Florida Lawmakers Poised To Make Third Attempt To Ban Bestiality

As longtime readers of Eat The Press know, the state of Florida has struggled in recent years to pass a law that will make bestiality illegal. The saga began in January of 2008, when the raping and killing of a goat -- a beloved family pet -- shocked the sensibilities of Florida residents. This led to a second shock when everyone realized that the rape of the goat wasn't actually a prosecutable offense in Florida.

"There needs to be a law," declared state Sen. Nan Rich (D), who probably didn't realize at the time that enacting such a law would prove to be nigh-impossible or that she'd become known as America's top anti-bestiality lawmaker. Rich led two attempts to pass such a law, but those efforts came to naught. There's good news, though: Rich and her colleagues are taking another run at it:

The Florida Senate just unanimously voted (again) to make sex with animals illegal. Sen. Nan Rich introduced the bill, noting "I know people would rather I not describe it... This is a serious issue."

Twice before, the Florida Senate has taken the matter to this point, and unfortunately, twice before, Rich's bill has foundered in the House. Last May, it seemed like this law was all set for enactment, but the wheels came off for a number of reasons, the first being that "the outrageous nature of the subject it sought to address actually worked against it":

Lawmakers said they didn't want to be accused of wasting time addressing a rare crime when Floridians needed them to help create jobs. They also didn't want to debate the icky subject in public meetings occasionally frequented by children.
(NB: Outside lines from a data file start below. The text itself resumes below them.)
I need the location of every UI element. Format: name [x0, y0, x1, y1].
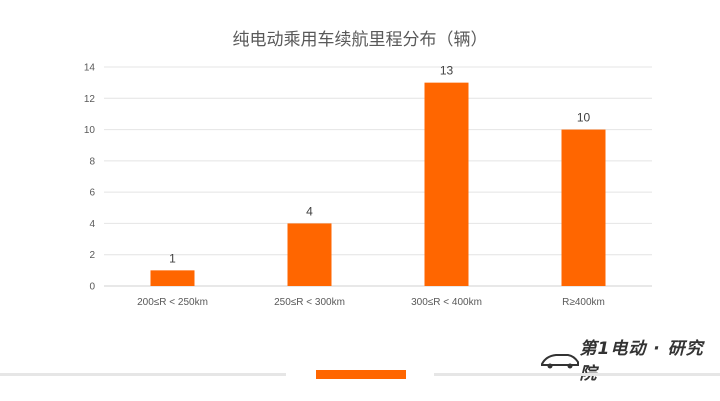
brand-logo-text: 第1电动 · 研究院 [579, 339, 704, 384]
bar [561, 129, 606, 286]
y-tick-label: 14 [84, 63, 96, 74]
brand-logo: 第1电动 · 研究院 [540, 339, 720, 384]
x-axis-ticks: 200≤R < 250km 250≤R < 300km 300≤R < 400km R… [137, 297, 605, 308]
chart-title: 纯电动乘用车续航里程分布（辆） [233, 30, 488, 50]
data-label: 13 [440, 64, 454, 78]
footer-accent-bar [316, 370, 406, 379]
data-label: 1 [169, 251, 176, 265]
footer-divider-left [0, 373, 286, 376]
data-label: 4 [306, 204, 313, 218]
data-labels: 1 4 13 10 [169, 64, 590, 266]
x-tick-label: 300≤R < 400km [411, 297, 482, 308]
x-tick-label: 200≤R < 250km [137, 297, 208, 308]
gridlines [104, 66, 652, 287]
y-tick-label: 12 [84, 94, 96, 105]
y-axis-ticks: 0 2 4 6 8 10 12 14 [84, 63, 96, 293]
bar [424, 82, 469, 287]
footer-divider-right [434, 373, 720, 376]
x-tick-label: R≥400km [562, 297, 605, 308]
data-label: 10 [577, 111, 591, 125]
y-tick-label: 0 [89, 282, 95, 293]
bar [287, 223, 332, 286]
y-tick-label: 2 [89, 250, 95, 261]
y-tick-label: 4 [89, 219, 95, 230]
y-tick-label: 10 [84, 125, 96, 136]
car-outline-icon [541, 354, 579, 369]
bar [150, 270, 195, 286]
bars [150, 82, 606, 287]
y-tick-label: 8 [89, 156, 95, 167]
y-tick-label: 6 [89, 188, 95, 199]
x-tick-label: 250≤R < 300km [274, 297, 345, 308]
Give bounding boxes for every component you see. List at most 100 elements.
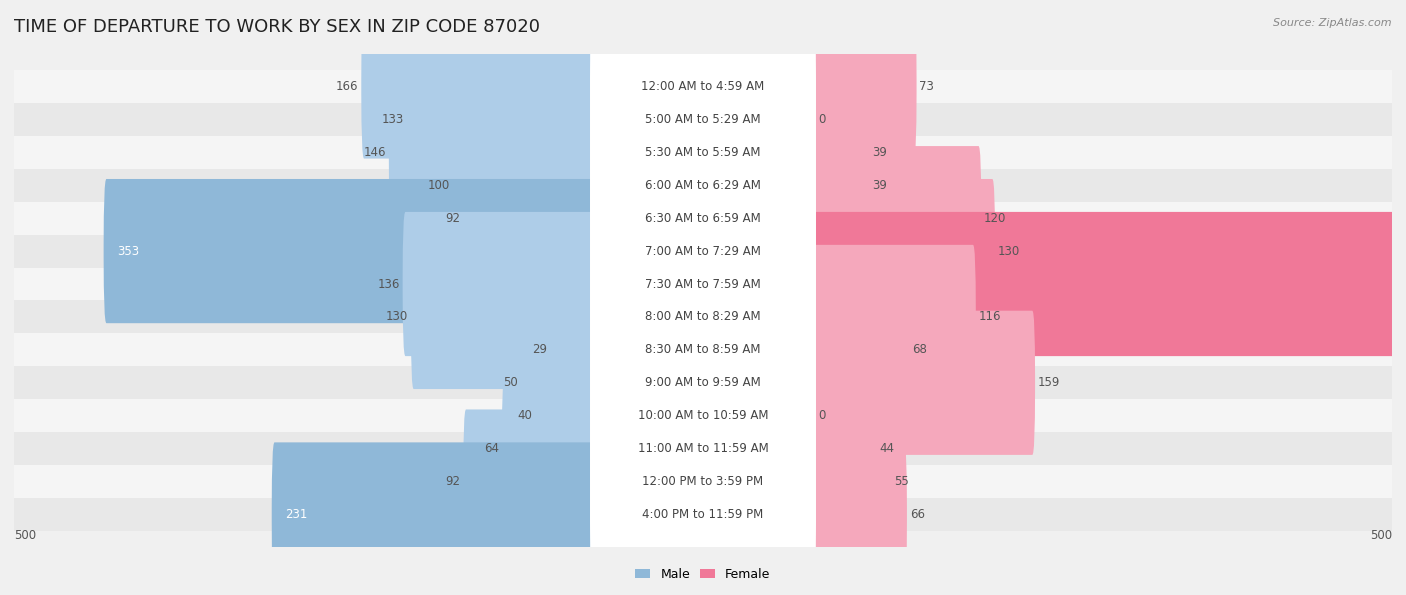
Text: 92: 92	[446, 212, 461, 225]
FancyBboxPatch shape	[591, 113, 815, 258]
FancyBboxPatch shape	[463, 409, 596, 554]
Text: 39: 39	[873, 146, 887, 159]
FancyBboxPatch shape	[810, 442, 907, 587]
FancyBboxPatch shape	[14, 169, 1392, 202]
Text: 8:00 AM to 8:29 AM: 8:00 AM to 8:29 AM	[645, 311, 761, 324]
FancyBboxPatch shape	[271, 442, 596, 587]
FancyBboxPatch shape	[591, 377, 815, 521]
FancyBboxPatch shape	[810, 113, 870, 258]
Text: 29: 29	[533, 343, 547, 356]
Text: 12:00 AM to 4:59 AM: 12:00 AM to 4:59 AM	[641, 80, 765, 93]
FancyBboxPatch shape	[591, 212, 815, 356]
Text: 0: 0	[818, 113, 827, 126]
FancyBboxPatch shape	[411, 245, 596, 389]
FancyBboxPatch shape	[14, 399, 1392, 432]
Text: 6:30 AM to 6:59 AM: 6:30 AM to 6:59 AM	[645, 212, 761, 225]
FancyBboxPatch shape	[14, 234, 1392, 268]
FancyBboxPatch shape	[591, 80, 815, 224]
FancyBboxPatch shape	[14, 300, 1392, 333]
FancyBboxPatch shape	[402, 212, 596, 356]
FancyBboxPatch shape	[14, 432, 1392, 465]
FancyBboxPatch shape	[14, 465, 1392, 498]
Text: 146: 146	[364, 146, 387, 159]
Text: 92: 92	[446, 475, 461, 488]
FancyBboxPatch shape	[14, 333, 1392, 367]
FancyBboxPatch shape	[810, 146, 981, 290]
FancyBboxPatch shape	[14, 268, 1392, 300]
Text: 353: 353	[117, 245, 139, 258]
Text: 39: 39	[873, 178, 887, 192]
FancyBboxPatch shape	[810, 179, 995, 323]
Text: 12:00 PM to 3:59 PM: 12:00 PM to 3:59 PM	[643, 475, 763, 488]
Text: 7:30 AM to 7:59 AM: 7:30 AM to 7:59 AM	[645, 277, 761, 290]
Text: TIME OF DEPARTURE TO WORK BY SEX IN ZIP CODE 87020: TIME OF DEPARTURE TO WORK BY SEX IN ZIP …	[14, 18, 540, 36]
FancyBboxPatch shape	[591, 442, 815, 587]
Text: 8:30 AM to 8:59 AM: 8:30 AM to 8:59 AM	[645, 343, 761, 356]
Text: 500: 500	[1369, 530, 1392, 543]
FancyBboxPatch shape	[361, 14, 596, 159]
FancyBboxPatch shape	[810, 212, 1406, 356]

Whether or not the ickiness of a debate would have a more lasting effect on a child than the ickiness of an actual goat rape is a question that nobody, apparently, thought to take up at the time. But the second reason the anti-bestiality law failed had to do with the legislative process itself, as lawmakers somehow decided it would be a good idea to fold this anti-bestiality measure inside an already contentious bill:

The Senate passed the measure twice, but it did not earn so much as a hearing in the House until this session, when Hasner proposed a compromise. The ban was tucked into an omnibus agriculture bill (HB 1445), which passed in the House.

But the Senate passed a different agriculture bill on the last day of the session that would have allowed some gun owners to store their guns in their vehicles in previously exempted locations. The bill (SB 382) also added a fertilizer provision that would make it easier for localities to approve strict ordinances. With mere hours left before the session's close, the House refused to take up the gun and fertilizer language, effectively slaying the agriculture bill.

A separate bill that addressed only animal bestiality never made it to the House floor.

So, there have been a lot of lessons to learn along the way to making it illegal to sex up Florida's fauna. Hopefully the third time will be the charm. Go Florida lawmakers! We are rooting for you!